La seule réponse du gouvernement est d’imposer une privatisation, alors que toutes les expériences en la matière dans les pays voisins sont des échecs. Voilà les ingrédients pour remettre en cause le statut des cheminots alors que la SNCF est classé comme 3e système le plus performant d’Europe.
Les élus du PCF s’engagent auprès des cheminots et des citoyens pour la défense du service public.

La Droite surprise en plein dénis de maltraitance du Département

Lors de la session budgétaire du 12 février, la majorité de Droite a révélé la continuité de l’austérité pour tous. Elle nous a surpris par son discours du « tout va bien, on a jamais fait autant pour les populations… ». Jugez plutôt : moins 1,3 million pour l’emploi ; moins 1,7 million pour les actions du RSA et de l’insertion ; moins 2,3 millions pour les séniors et l’APA, moins 1,7 million pour l’aide au handicap et une dégradation amplifiée sur la culture et l’éducation…

L’action conjuguée du Président Macron et de la Droite Départementale ne fait plus aucun doute sur leur objectif commun : détruire le service public et enterrer le Département. Non au « Mal Vivre En Somme ».

QUI VEUT LA PEAU DU SERVICE PUBLIC ?

Que ce soit l’État, la Région ou le Département, chacun agit en fragilisant les services publics pour leur promettre une disparition prochaine. Le but recherché est d’en finir avec l’exception culturelle et sociale de notre modèle de société basé sur la solidarité nationale.
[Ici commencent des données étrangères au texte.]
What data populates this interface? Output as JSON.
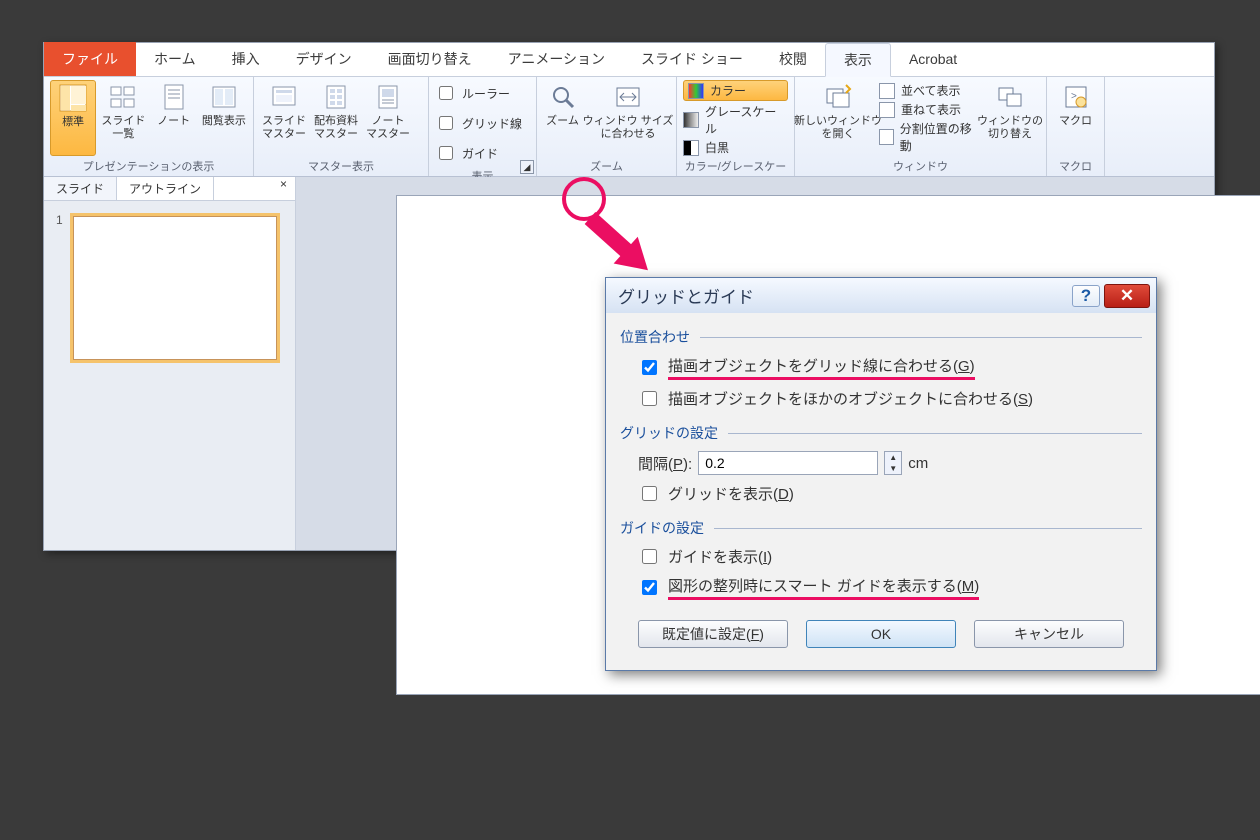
{
  "tabs": {
    "file": "ファイル",
    "home": "ホーム",
    "insert": "挿入",
    "design": "デザイン",
    "transition": "画面切り替え",
    "animation": "アニメーション",
    "slideshow": "スライド ショー",
    "review": "校閲",
    "view": "表示",
    "acrobat": "Acrobat"
  },
  "group_presviews": {
    "title": "プレゼンテーションの表示",
    "normal": "標準",
    "sorter": "スライド\n一覧",
    "notes": "ノート",
    "reading": "閲覧表示"
  },
  "group_master": {
    "title": "マスター表示",
    "slide": "スライド\nマスター",
    "handout": "配布資料\nマスター",
    "notes": "ノート\nマスター"
  },
  "group_show": {
    "title": "表示",
    "ruler": "ルーラー",
    "gridlines": "グリッド線",
    "guides": "ガイド"
  },
  "group_zoom": {
    "title": "ズーム",
    "zoom": "ズーム",
    "fit": "ウィンドウ サイズ\nに合わせる"
  },
  "group_color": {
    "title": "カラー/グレースケール",
    "color": "カラー",
    "gray": "グレースケール",
    "bw": "白黒"
  },
  "group_window": {
    "title": "ウィンドウ",
    "newwin": "新しいウィンドウ\nを開く",
    "arrange": "並べて表示",
    "cascade": "重ねて表示",
    "split": "分割位置の移動",
    "switch": "ウィンドウの\n切り替え"
  },
  "group_macro": {
    "title": "マクロ",
    "macro": "マクロ"
  },
  "side": {
    "slides": "スライド",
    "outline": "アウトライン",
    "close": "×",
    "num": "1"
  },
  "dialog": {
    "title": "グリッドとガイド",
    "fs_align": "位置合わせ",
    "snap_grid": "描画オブジェクトをグリッド線に合わせる(",
    "snap_grid_k": "G",
    "snap_grid_end": ")",
    "snap_obj": "描画オブジェクトをほかのオブジェクトに合わせる(",
    "snap_obj_k": "S",
    "snap_obj_end": ")",
    "fs_grid": "グリッドの設定",
    "spacing_lbl": "間隔(",
    "spacing_k": "P",
    "spacing_end": "):",
    "spacing_val": "0.2",
    "spacing_unit": "cm",
    "show_grid": "グリッドを表示(",
    "show_grid_k": "D",
    "show_grid_end": ")",
    "fs_guide": "ガイドの設定",
    "show_guide": "ガイドを表示(",
    "show_guide_k": "I",
    "show_guide_end": ")",
    "smart": "図形の整列時にスマート ガイドを表示する(",
    "smart_k": "M",
    "smart_end": ")",
    "default": "既定値に設定(",
    "default_k": "F",
    "default_end": ")",
    "ok": "OK",
    "cancel": "キャンセル",
    "help": "?",
    "x": "✕"
  }
}
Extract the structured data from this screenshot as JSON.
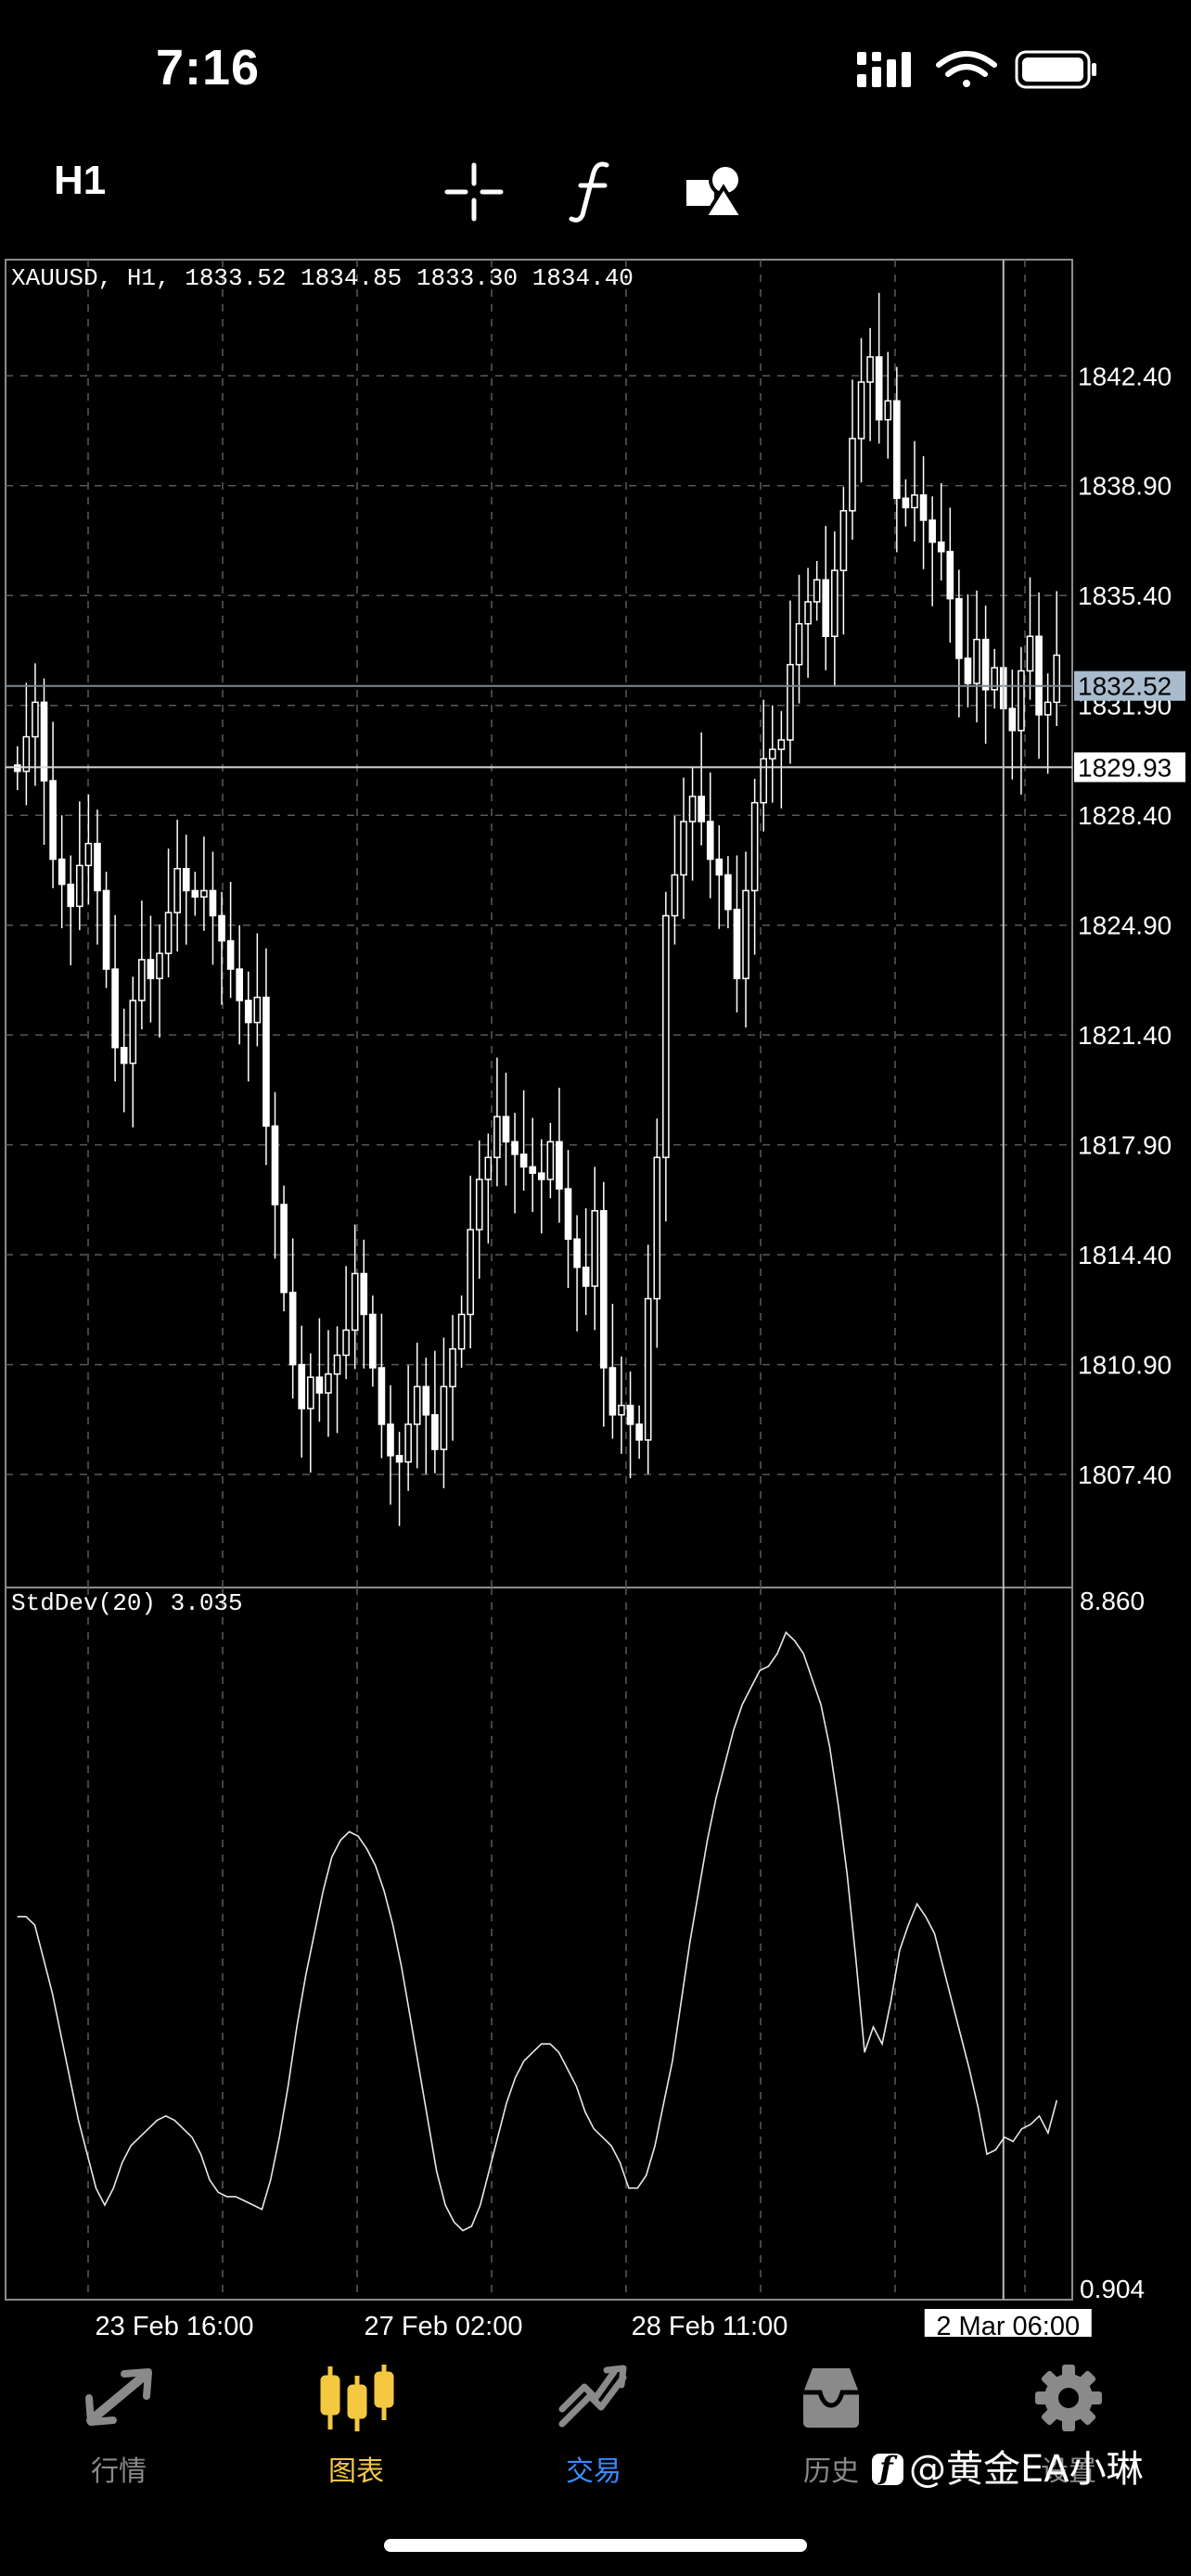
{
  "status_bar": {
    "time": "7:16"
  },
  "toolbar": {
    "timeframe": "H1",
    "icons": [
      "crosshair-icon",
      "function-icon",
      "objects-icon"
    ]
  },
  "chart_header": "XAUUSD, H1, 1833.52 1834.85 1833.30 1834.40",
  "indicator_header": "StdDev(20) 3.035",
  "current_price_label": "1832.52",
  "crosshair_price_label": "1829.93",
  "crosshair_time_label": "2 Mar 06:00",
  "chart_data": [
    {
      "type": "candlestick",
      "symbol": "XAUUSD",
      "timeframe": "H1",
      "ylim": [
        1803.8,
        1846.1
      ],
      "y_ticks": [
        "1842.40",
        "1838.90",
        "1835.40",
        "1831.90",
        "1828.40",
        "1824.90",
        "1821.40",
        "1817.90",
        "1814.40",
        "1810.90",
        "1807.40"
      ],
      "x_ticks": [
        "23 Feb 16:00",
        "27 Feb 02:00",
        "28 Feb 11:00"
      ],
      "current_price": 1832.52,
      "crosshair_price": 1829.93,
      "closes": [
        1829.8,
        1830.9,
        1832.0,
        1829.5,
        1827.0,
        1826.2,
        1825.5,
        1826.8,
        1827.5,
        1826.0,
        1823.5,
        1821.0,
        1820.5,
        1822.5,
        1823.8,
        1823.2,
        1824.0,
        1825.3,
        1826.7,
        1826.0,
        1825.8,
        1826.0,
        1825.2,
        1824.4,
        1823.5,
        1822.5,
        1821.8,
        1822.6,
        1818.5,
        1816.0,
        1813.2,
        1810.9,
        1809.5,
        1810.5,
        1810.0,
        1810.6,
        1811.2,
        1812.0,
        1813.8,
        1812.5,
        1810.8,
        1809.0,
        1808.0,
        1807.8,
        1809.0,
        1810.2,
        1809.3,
        1808.2,
        1810.2,
        1811.4,
        1812.5,
        1815.2,
        1816.8,
        1817.5,
        1818.8,
        1818.0,
        1817.6,
        1817.2,
        1817.0,
        1816.8,
        1818.0,
        1816.5,
        1814.9,
        1814.0,
        1813.4,
        1815.8,
        1810.8,
        1809.3,
        1809.6,
        1809.0,
        1808.5,
        1813.0,
        1817.5,
        1825.2,
        1826.5,
        1828.2,
        1829.0,
        1828.2,
        1827.0,
        1826.5,
        1825.4,
        1823.2,
        1826.0,
        1828.8,
        1830.2,
        1830.5,
        1830.8,
        1833.2,
        1834.5,
        1835.2,
        1835.9,
        1834.1,
        1836.2,
        1838.1,
        1840.4,
        1842.2,
        1843.0,
        1841.0,
        1841.6,
        1838.5,
        1838.2,
        1838.6,
        1837.8,
        1837.1,
        1836.8,
        1835.3,
        1833.4,
        1832.6,
        1834.0,
        1832.4,
        1833.1,
        1831.8,
        1831.1,
        1833.0,
        1834.1,
        1831.6,
        1832.0,
        1833.5
      ],
      "indicator": {
        "name": "StdDev(20)",
        "last_value": 3.035,
        "ylim": [
          0.904,
          8.86
        ],
        "values": [
          5.2,
          5.2,
          5.1,
          4.7,
          4.3,
          3.8,
          3.3,
          2.8,
          2.4,
          2.0,
          1.8,
          2.0,
          2.3,
          2.5,
          2.6,
          2.7,
          2.8,
          2.85,
          2.8,
          2.7,
          2.6,
          2.4,
          2.1,
          1.95,
          1.9,
          1.9,
          1.85,
          1.8,
          1.75,
          2.1,
          2.6,
          3.2,
          3.9,
          4.5,
          5.0,
          5.5,
          5.9,
          6.1,
          6.2,
          6.15,
          6.0,
          5.8,
          5.5,
          5.1,
          4.6,
          4.0,
          3.4,
          2.8,
          2.2,
          1.8,
          1.6,
          1.5,
          1.55,
          1.8,
          2.2,
          2.6,
          3.0,
          3.3,
          3.5,
          3.6,
          3.7,
          3.7,
          3.6,
          3.4,
          3.2,
          2.9,
          2.7,
          2.6,
          2.5,
          2.3,
          2.0,
          2.0,
          2.15,
          2.5,
          3.0,
          3.5,
          4.2,
          4.9,
          5.5,
          6.1,
          6.6,
          7.0,
          7.4,
          7.7,
          7.9,
          8.1,
          8.15,
          8.3,
          8.55,
          8.45,
          8.3,
          8.0,
          7.7,
          7.2,
          6.5,
          5.7,
          4.7,
          3.6,
          3.9,
          3.7,
          4.2,
          4.8,
          5.1,
          5.35,
          5.2,
          5.0,
          4.6,
          4.2,
          3.8,
          3.4,
          2.95,
          2.4,
          2.45,
          2.6,
          2.55,
          2.7,
          2.75,
          2.85,
          2.65,
          3.035
        ]
      }
    }
  ],
  "tabbar": {
    "tabs": [
      {
        "label": "行情",
        "icon": "quotes-icon"
      },
      {
        "label": "图表",
        "icon": "chart-candles-icon"
      },
      {
        "label": "交易",
        "icon": "trade-icon"
      },
      {
        "label": "历史",
        "icon": "history-icon"
      },
      {
        "label": "设置",
        "icon": "gear-icon"
      }
    ]
  },
  "watermark": "@黄金EA小琳",
  "colors": {
    "background": "#000000",
    "candle": "#ffffff",
    "active_tab": "#f5c842",
    "trade_tab": "#3b8bff"
  }
}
En privant de moyens financiers et humains les services d’aide à la personne, ils participent à les dégrader. Le but recherché est la privatisation totale des services de santé, du transport, de communication etc…     
Un exemple : Alors que les personnels des Ehpad sont mobilisés pour l’amélioration des conditions d’accueil et de soin dans les 70 établissements de la Somme, la Droite Départementale va amputer de 2,3 million d’euros l’APA !

Nous refusons la mise sous tutelle de nos communes et du Département

Les dotations que l’État verse aux communes et au Département ont  diminué de 11 milliards ces dernières années. Cela a obligé nos collectivités à faire des choix. Certaines ont réorganisé leurs services publics, reporté des projets d’investissements, abandonné des actions, baissé des subventions ou réduit le nombre d’agent pour agir sur la masse salariale.

Le Président Macron exige une nouvelle cure d’austérité de 13 milliards. Nous refusons de faire payer aux Samariens ces mauvais choix budgétaires. Conformément à l’article 72 de la constitution, nous rappelons que nos collectivités « s’administrent librement et bénéficient de ressources dont elles peuvent disposer librement ».